In traditional Anglo-Saxon culture, it is important to remember the significance as well of treasure and its relationship to one’s own personal value and family. Beowulf is relieved to see such treasure before he dies as a personal representation and reinforcement of his own beliefs that, as a good king, he left behind great things for his people. This feeling most likely spawns from the fact the Beowulf is without son, and therefore without one to bequeath such things to; he even mentions his own desire to pass down his armor had he a son to accept it. What is the point in victory, so the Anglo-Saxon warrior says, if without the physical ratification of such deeds?

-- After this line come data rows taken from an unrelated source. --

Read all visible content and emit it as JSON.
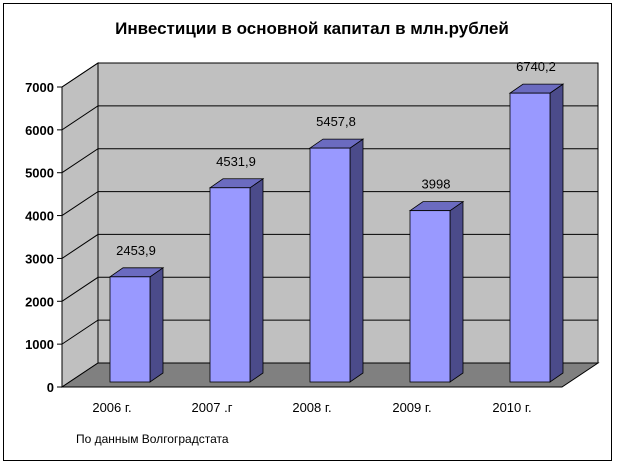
{
  "chart_data": {
    "type": "bar",
    "title": "Инвестиции в основной капитал в млн.рублей",
    "categories": [
      "2006 г.",
      "2007 .г",
      "2008 г.",
      "2009 г.",
      "2010 г."
    ],
    "values": [
      2453.9,
      4531.9,
      5457.8,
      3998,
      6740.2
    ],
    "data_labels": [
      "2453,9",
      "4531,9",
      "5457,8",
      "3998",
      "6740,2"
    ],
    "y_ticks": [
      0,
      1000,
      2000,
      3000,
      4000,
      5000,
      6000,
      7000
    ],
    "ylim": [
      0,
      7000
    ],
    "grid": true,
    "style": "3d-column",
    "colors": {
      "bar_front": "#9999ff",
      "bar_side": "#4b4b8a",
      "bar_top": "#6b6bc0",
      "wall": "#c0c0c0",
      "floor": "#808080"
    }
  },
  "footnote": "По данным Волгоградстата"
}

Even the treasures with are unearthed mirror the state of Beowulf in each battle. When his first two confrontations ended with victory and splendor, the treasures were rich and plentiful, worthy of such great actions. However, after meeting the fateful claws of the dragon and passing away, the treasure is rusted and worthless and typifies his own propinquity to death. There is a subtle note that usually goes unnoticed after this, in that Beowulf has the treasures buried with him in the stead of distribution as the creed of the good king would have him do. This is most likely because of his realization that, without an heir, his lineage has no need to continue or any cause for endowment. This is where we begin to see the splitting of the poem into two separate parts, one being the story of an indestructible, pagan warrior and the latter being that of the weary, death cognizant and almost Christian-minded king.

In the absence of an heir, Beowulf seems to almost adopt Wiglaf in the final scene before his passing, taking the golden collar from off his neck and placing it in the hands of Wiglaf, a warrior just as was Beowulf, who protected his king no matter what and strictly followed the warrior code throughout life. In Old English, Wiglaf means “war survivor.” So, in the end, the battle with the dragon is only Beowulf’s realization that, indeed, he is only a mortal capable of “Christian” death, but that through legend, poetry and Wiglaf, he will truly be immortalized for the eternity to come on earth as well.